No por increíble que le parezca es una exageración. El caso, por ejemplo, de Pérez Molina y Baldetti Elías constituye la prueba que lo confirma. Ni bien salen de prisión a declarar frente al juez, lejos de visos de una advenediza rectitud moral producida por la experiencia carcelaria, continúan orondos con su impostura, atacan, muerden, denuestan, humillan. Su cobre reluce con esa estética que los muestra vergonzosos incluso al rudo.
Son lupinos, pero de la más baja estirpe dentro de esa familia que no se resiste a la extinción. Como Jimmy Morales y la Fiscal General, como el Presidente y las muchas alimañas del Congreso, las municipalidades y los ministerios del Estado. Casi todos pertenecen a esa taxonomía repugnante de subespecies humanas, despreciables por la inclinación irrefrenable hacia lo frívolo.

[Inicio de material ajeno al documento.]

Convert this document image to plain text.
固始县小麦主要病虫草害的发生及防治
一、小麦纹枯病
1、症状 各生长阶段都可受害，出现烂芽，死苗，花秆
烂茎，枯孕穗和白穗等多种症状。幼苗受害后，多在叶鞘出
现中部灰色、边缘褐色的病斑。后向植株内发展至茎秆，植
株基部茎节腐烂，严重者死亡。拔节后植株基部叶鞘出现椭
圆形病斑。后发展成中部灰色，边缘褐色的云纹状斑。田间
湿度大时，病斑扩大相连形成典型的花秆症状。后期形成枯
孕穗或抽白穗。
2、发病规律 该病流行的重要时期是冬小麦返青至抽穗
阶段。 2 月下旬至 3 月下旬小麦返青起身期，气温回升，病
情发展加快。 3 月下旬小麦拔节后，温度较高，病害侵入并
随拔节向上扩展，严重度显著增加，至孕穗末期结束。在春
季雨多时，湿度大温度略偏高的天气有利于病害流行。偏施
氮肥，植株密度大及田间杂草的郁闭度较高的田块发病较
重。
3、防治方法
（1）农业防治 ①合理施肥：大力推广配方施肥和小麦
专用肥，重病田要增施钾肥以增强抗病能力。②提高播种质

Porque hay que consignar la contemporaneidad de atributos: la proporción entre vicio moral y vulgaridad. Paradójicamente hay una armonía por la que lucen tan malos como vulgares, aún más, de fealdad supina. Una característica aditiva que marca el rostro de la anomalía devenido en monstruo.
Así son muchos de nuestros políticos, esperpentos infatigables en materia de corrupción. Espectros desfigurados llamados al espanto. Por ello, la familia, la escuela y las iglesias, entre tantas otras instituciones, deberían cultivar en la ciudadanía una sana distancia que haga molesta la proximidad y hasta el contacto físico con esa experiencia fantasmal.
Quizá la lucha cívica contra los corruptos empiece por aquí, en la identificación de los que malversan y trafican en bandas criminales. En ser catadores de ladrones y expertos en diagnóstico de estafas. No hay que ir a la universidad, están en las organizaciones gremiales, en sindicatos y pululan muy frescos esparciendo su podredumbre en las oficinas de gobierno. ¿Ya los conoce? Conviene entonces desactivarlos y dejarlos inoperables.